Chicken breast cutlets, dredged in flour Add half of the chicken pieces, do not crowd the pan. This recipe is the perfect weeknight dish! My DH was craving some Chicken Piccata and I suggested that I try making it rather than going out. Followed the recipe, except we used chicken tenders and did not pound them.

Chicken Piccata Done Light, with Lightly Fried Broccoli and Fennel step by step

  1. Heat a very large saucepan worth the tablespoon of oil, and heat on medium high..
  2. When up to temp, add the broccoli and fennel, carefully sprinkling and mixing in the salt, garlic powder, and pepper. The florets trap the seasonings, so you really can't be dumping the spices in, or certain florets will have all the spices..
  3. Stir in the spices, and let simmer a bit.

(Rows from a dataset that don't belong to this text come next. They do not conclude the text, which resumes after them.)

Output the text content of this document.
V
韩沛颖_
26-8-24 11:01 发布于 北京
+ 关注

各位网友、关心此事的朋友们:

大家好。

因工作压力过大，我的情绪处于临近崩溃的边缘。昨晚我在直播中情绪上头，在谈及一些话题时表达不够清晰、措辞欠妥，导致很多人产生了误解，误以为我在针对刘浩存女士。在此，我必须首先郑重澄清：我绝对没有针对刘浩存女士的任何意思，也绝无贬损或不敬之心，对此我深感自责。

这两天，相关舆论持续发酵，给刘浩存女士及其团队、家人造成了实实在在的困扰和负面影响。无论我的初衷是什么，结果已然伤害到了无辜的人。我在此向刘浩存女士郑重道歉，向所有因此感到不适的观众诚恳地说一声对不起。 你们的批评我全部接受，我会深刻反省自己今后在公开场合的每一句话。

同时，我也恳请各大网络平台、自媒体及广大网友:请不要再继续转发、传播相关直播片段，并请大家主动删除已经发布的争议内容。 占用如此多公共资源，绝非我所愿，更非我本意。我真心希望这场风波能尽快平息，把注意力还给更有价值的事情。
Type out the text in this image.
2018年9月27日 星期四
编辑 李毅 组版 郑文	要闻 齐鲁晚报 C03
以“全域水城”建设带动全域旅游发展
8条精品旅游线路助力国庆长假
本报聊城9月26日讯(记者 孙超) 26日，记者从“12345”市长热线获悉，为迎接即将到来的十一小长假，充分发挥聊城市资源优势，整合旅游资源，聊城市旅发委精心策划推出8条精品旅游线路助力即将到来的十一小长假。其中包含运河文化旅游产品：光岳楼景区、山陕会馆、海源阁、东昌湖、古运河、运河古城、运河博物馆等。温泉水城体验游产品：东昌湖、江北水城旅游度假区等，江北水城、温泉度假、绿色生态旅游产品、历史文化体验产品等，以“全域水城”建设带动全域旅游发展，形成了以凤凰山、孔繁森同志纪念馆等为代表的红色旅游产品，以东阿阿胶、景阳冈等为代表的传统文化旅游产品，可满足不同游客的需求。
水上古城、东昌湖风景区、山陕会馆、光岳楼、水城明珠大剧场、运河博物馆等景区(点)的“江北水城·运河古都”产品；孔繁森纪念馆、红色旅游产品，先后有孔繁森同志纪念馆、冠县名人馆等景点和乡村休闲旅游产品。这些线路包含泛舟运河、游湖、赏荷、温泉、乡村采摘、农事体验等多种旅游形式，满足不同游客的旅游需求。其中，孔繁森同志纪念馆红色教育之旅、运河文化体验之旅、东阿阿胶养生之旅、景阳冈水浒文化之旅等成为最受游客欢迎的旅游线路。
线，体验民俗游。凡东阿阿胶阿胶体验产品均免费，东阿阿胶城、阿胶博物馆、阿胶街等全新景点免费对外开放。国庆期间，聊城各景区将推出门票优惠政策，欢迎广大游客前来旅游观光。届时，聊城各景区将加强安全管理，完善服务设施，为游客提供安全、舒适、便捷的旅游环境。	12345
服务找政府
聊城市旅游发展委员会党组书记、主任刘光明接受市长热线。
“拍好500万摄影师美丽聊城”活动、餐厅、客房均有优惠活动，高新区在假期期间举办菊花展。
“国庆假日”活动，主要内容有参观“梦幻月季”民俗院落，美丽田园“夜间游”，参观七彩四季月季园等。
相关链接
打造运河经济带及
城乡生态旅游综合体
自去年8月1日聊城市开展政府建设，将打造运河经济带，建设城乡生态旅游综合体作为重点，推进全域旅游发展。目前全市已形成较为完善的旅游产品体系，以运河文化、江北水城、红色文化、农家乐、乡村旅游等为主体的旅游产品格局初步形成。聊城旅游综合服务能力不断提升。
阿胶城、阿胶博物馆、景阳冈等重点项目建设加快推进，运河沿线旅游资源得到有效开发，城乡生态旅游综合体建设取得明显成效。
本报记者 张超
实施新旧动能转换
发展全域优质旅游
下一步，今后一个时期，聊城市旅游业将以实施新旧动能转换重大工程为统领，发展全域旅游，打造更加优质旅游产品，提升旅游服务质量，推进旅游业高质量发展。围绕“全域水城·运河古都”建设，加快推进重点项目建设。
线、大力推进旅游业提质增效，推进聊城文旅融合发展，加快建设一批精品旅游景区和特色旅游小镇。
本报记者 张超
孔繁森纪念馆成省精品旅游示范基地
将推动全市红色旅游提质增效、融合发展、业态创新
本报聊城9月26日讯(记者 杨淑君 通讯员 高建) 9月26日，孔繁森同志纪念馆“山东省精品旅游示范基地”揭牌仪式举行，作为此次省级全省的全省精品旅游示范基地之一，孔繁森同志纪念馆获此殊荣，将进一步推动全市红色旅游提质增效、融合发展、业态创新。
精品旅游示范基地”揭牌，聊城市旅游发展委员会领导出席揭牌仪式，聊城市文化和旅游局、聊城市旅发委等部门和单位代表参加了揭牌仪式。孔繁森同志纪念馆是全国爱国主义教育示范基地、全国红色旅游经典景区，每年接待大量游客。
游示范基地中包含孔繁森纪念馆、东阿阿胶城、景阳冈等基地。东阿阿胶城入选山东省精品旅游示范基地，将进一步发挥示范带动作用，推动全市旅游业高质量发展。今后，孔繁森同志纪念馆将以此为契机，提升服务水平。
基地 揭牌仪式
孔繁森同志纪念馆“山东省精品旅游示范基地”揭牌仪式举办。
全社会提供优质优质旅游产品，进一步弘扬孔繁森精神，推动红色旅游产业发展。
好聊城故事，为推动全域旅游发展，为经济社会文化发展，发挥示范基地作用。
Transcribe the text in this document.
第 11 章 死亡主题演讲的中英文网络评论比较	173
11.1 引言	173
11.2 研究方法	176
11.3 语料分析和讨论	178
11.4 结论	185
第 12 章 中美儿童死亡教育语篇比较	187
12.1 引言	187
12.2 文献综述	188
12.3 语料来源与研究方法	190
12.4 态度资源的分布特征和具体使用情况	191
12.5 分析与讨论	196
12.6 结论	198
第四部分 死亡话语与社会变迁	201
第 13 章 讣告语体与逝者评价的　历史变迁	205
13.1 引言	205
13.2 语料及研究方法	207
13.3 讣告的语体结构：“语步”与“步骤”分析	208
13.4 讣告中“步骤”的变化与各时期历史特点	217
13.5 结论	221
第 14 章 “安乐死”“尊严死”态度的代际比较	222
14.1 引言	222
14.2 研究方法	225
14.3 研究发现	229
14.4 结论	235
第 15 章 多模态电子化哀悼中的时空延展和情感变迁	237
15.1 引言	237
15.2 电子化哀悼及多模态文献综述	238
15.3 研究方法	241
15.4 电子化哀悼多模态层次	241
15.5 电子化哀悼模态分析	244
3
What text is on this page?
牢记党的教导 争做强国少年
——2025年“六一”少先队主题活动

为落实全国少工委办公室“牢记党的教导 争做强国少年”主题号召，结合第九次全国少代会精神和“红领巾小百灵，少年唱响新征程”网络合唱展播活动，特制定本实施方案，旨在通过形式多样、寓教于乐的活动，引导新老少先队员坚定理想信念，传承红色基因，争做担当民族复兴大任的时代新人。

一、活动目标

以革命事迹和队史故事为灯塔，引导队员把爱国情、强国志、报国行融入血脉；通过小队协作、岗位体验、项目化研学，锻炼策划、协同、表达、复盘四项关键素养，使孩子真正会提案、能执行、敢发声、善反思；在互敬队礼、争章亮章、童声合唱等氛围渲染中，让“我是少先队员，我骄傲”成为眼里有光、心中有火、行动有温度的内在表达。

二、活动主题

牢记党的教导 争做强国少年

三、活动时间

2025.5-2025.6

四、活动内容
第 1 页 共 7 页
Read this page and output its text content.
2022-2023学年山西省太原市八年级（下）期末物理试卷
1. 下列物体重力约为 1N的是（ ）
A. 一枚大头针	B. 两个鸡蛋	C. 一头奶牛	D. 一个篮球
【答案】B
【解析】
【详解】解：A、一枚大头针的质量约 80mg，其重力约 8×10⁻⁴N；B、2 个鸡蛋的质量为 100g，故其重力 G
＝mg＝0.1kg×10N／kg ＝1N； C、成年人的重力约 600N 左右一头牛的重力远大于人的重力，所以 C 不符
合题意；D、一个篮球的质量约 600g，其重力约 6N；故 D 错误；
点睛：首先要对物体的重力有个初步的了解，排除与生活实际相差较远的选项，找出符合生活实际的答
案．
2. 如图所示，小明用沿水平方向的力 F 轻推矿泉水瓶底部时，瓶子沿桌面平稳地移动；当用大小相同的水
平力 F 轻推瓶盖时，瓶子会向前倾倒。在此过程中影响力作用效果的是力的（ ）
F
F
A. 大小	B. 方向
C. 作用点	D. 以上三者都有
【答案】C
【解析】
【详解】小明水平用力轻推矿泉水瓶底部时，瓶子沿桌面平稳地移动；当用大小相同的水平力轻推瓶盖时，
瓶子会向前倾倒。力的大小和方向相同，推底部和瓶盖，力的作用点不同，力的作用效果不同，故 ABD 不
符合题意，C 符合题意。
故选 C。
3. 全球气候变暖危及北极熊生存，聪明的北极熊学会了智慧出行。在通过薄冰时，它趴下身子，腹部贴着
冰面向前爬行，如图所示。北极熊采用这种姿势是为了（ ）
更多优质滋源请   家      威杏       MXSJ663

You want to brown the veggies a little, and then stir and repeat..
  4. Slice the breasts down the middle, and then, using parallel cuts, cut three layers out of each half..
  5. In a separate bowl add the breasts, eggs, and chicken seasonings and zest, stir, and let marinate until all egg is incorporated..
  6. When the veggies are browned to your taste, and still a little crisp, remove the veggies from the pan, and warm on a dish in the oven at about 170°F..
  7. Add the additional oil to the former veggie pan and sear the marinated chicken on both sides until both sides have a nice egg-induced mottled brown-gold color, which should pretty much cook it through. Remove to a separate serving plate, and keep warm..
  8. Reduce heat to low, wait a moment, and when down to temp, toss in the garlic..
  9. When the garlic is in there a minute or so, deglaze with the wine, and stand back, then stir..
  10. Let the wine cook off for a couple minutes, and then add the chicken broth and lemon juice..
  11. Reduce the mixture to desired consistency, and add salt to taste..
  12. Plate 2 pieces of chicken next to the veggies, and spoon some broth over the top of the chicken..
  13. Garnish with parsley, capers, and lemon slices, if you like, and serve immediately. Thin strips of chicken will dry quickly..
  14. I would pack leftover chicken, if any, in the broth to keep it moist..

One of the best chicken piccata recipes I have made. Chicken Piccata is a traditional Italian dish that's simple, elegant and so delicious. In Italian, Piccata translates to piquant or piquancy, which means tart or zesty. This dish does have a tart sauce made from lemon, white wine and capers, but it's also silky, creamy and totally decadent. · Creamy Lemon Chicken Piccata is breaded chicken lightly pan fried to crispy perfection and served with a creamy lemon caper sauce. · Recipe video above. Cooked long and slow but super easy, this is a pasta done seriously right, the real proper Italian way with incredible extra richness and flavour.